Makna Sila-Sila Pancasila 
1. Arti dan Makna Sila Ketuhanan Yang Maha Esa
Manusia sebagai makhluk yang ada di dunia ini seperti halnya makhluk lain diciptakan oleh penciptanya. Pencipta itu adalah kausa prima yang mempunyai hubungan dengan yang diciptakannya. Manusia sebagai makhluk yang dicipta wajib melaksanakan perintah Tuhan dan menjauhi larangan-Nya.

2. Arti dan Makna Sila Kemanusiaan yang Adil dan Beradab
Manusia ditempatkan sesuai dengan harkatnya. Hal ini berarti bahwa manusia mempunyai derajat yang sama di hadapan hukum. Sejalan dengan sifat universal bahwa kemanusiaan itu dimiliki oleh semua bangsa, maka hal itupun juga kita terapkan dalam kehidupan bangsa Indonesia.

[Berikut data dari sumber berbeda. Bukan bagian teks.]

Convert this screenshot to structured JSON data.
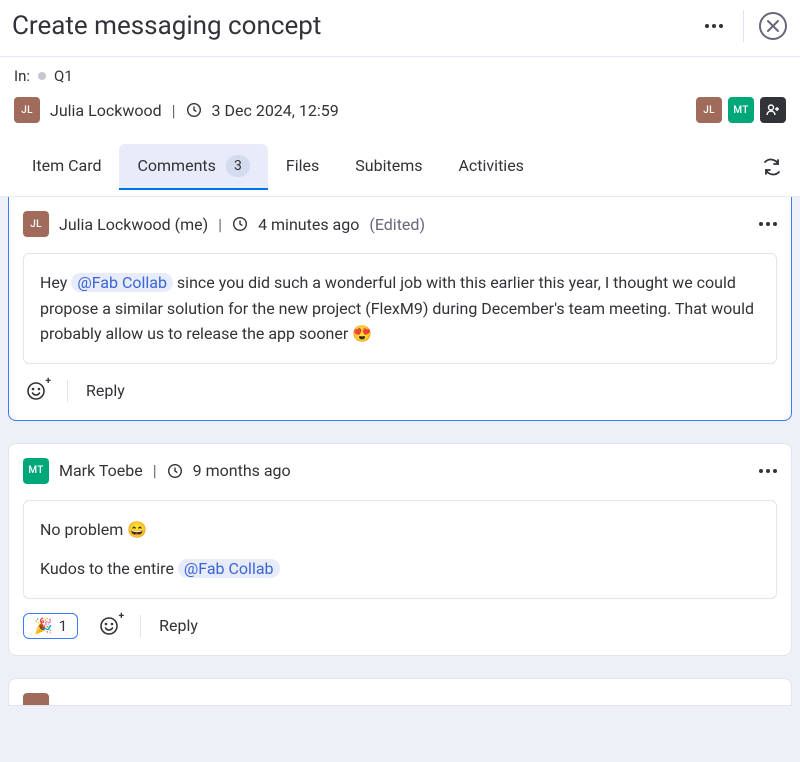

Sesuai dengan hal itu, hak kebebasan dan kemerdekaan dijunjung tinggi.

3. Arti dan Makna Sila Persatuan Indonesia
Makna persatuan hakekatnya adalah satu, yang artinya bulat, tidak terpecah. Jika persatuan Indonesia dikaitkan dengan pengertian modern sekarang ini, maka disebut nasionalisme. Oleh karena rasa satu yang sedemikian kuatnya, maka timbulah rasa cinta bangsa dan tanah air.

4. Arti dan Makna Sila Kerakyatan yang Dipimpin oleh Hikmat Kebijaksanaan dalam Permusyawaratan/Perwakilan
Perbedaan secara umum demokrasi di barat dan di Indonesia yaitu terletak pada permusyawarata. Permusyawaratan diusahakan agar dapat menghasilkan keputusan-keputusan yang diambil secara bulat. Kebijaksaan ini merupakan suatu prinsip bahwa yang diputuskan itu memang bermanfaat bagi kepentingan rakyat banyak.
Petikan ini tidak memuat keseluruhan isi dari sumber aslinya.